Eviction in Richmond: Pathways, Services and Next Steps

Alexandria Ashe
RVA Eviction Lab


Since the 2018 study by Princeton University revealed that Richmond has the second-highest eviction rate of all major cities in the United States, local organizations and leaders have been joining efforts to resolve the eviction crisis and target root causes to the issue (evictionlab.org). Eviction has a disproportionate impact on youth, as families with children are more likely to be evicted than other types of renters (Bernet et al., 2015; Desmond & Gershenson, 2017). Eviction and its accompanying housing instability also have acute consequences for children’s physical and mental health, development, and cognitive performance.  Households facing eviction make decisions in distress and often flood into poorer quality neighborhoods, in turn perpetuating neighborhood inequality and instability at both the household and community levels and decreasing children’s opportunities for upward mobility (Chetty et al., 2018; DeLuca et al., 2019; Desmond & Gershenson, 2017). As a result, having services to address both immediate needs during an eviction proceeding and to find stable, affordable housing in the long term is critical to helping households recover from evictions.
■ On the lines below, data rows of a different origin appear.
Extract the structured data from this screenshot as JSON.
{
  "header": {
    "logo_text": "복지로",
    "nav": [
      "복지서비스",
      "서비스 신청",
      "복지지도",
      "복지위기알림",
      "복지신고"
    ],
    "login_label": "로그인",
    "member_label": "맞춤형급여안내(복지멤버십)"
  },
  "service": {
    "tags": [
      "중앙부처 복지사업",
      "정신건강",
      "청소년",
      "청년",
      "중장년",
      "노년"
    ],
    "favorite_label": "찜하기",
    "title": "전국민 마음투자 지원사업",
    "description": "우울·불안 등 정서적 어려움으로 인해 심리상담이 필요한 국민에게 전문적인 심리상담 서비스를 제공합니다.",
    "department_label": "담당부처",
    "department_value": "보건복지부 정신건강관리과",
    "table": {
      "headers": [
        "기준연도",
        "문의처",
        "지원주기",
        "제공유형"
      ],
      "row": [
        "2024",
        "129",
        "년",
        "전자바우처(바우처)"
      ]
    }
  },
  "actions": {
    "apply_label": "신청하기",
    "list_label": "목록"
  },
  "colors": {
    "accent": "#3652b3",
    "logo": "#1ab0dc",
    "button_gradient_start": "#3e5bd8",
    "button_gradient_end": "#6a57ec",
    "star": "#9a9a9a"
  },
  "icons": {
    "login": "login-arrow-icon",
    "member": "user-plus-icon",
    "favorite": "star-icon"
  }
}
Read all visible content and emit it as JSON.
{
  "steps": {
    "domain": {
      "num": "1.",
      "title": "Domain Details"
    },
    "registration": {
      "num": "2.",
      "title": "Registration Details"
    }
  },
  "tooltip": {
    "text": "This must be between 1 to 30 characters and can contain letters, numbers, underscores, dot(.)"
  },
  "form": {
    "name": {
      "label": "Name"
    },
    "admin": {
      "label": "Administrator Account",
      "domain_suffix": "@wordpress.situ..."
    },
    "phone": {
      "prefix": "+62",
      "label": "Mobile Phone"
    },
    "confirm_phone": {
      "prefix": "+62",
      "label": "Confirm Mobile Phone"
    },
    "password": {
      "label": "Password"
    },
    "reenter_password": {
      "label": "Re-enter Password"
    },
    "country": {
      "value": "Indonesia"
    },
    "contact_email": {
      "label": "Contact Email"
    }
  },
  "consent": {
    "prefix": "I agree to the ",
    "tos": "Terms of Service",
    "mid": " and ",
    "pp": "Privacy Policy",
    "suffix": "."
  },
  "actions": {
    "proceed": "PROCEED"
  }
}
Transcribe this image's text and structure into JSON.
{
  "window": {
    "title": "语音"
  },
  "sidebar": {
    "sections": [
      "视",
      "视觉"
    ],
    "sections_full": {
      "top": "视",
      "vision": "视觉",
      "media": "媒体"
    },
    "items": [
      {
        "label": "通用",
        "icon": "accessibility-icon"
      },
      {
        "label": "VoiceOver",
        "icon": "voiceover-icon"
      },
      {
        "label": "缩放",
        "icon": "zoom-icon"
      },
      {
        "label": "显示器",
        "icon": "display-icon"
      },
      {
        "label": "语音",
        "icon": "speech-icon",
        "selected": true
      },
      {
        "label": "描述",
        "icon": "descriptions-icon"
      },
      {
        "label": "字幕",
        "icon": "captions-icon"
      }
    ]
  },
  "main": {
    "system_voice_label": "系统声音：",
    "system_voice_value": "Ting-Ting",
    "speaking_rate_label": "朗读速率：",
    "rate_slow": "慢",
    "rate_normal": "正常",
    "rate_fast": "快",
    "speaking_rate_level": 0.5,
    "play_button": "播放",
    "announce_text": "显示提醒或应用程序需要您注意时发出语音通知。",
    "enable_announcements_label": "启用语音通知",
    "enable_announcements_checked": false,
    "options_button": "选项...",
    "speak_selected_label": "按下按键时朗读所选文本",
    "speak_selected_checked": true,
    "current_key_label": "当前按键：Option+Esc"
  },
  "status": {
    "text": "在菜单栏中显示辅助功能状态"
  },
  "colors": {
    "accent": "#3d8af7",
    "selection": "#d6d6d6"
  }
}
In Richmond, where service providers – including social services and legal services providers – have been on the frontlines of eviction for more than a decade, there have been ongoing efforts including pro bono legal services, emergency rental assistance and utility assistance. Yet after the 2018 report, there has been greater support for tenant-based assistance. In October 2018, the Virginia Poverty Law Center partnered with the Legal Aid Society and initiated the Eviction Helpline to help tenants understand their rights regarding the eviction process. However, the coordination, quantity and quality of services remains an ongoing challenge.

Using interviews with individuals who called the Eviction Helpline in 2019, this brief investigates the ways the available services are used by individuals in crisis. We start by discussing the pathways these residents take to eviction then discuss the services they used through the process. This brief ends by discussing potential alternatives to the current structure used based on interviews and national best practices. Based on the interviews, we have been able to find patterns in the eviction process that are shared that help contribute to our larger understanding of what evictions look like within our community.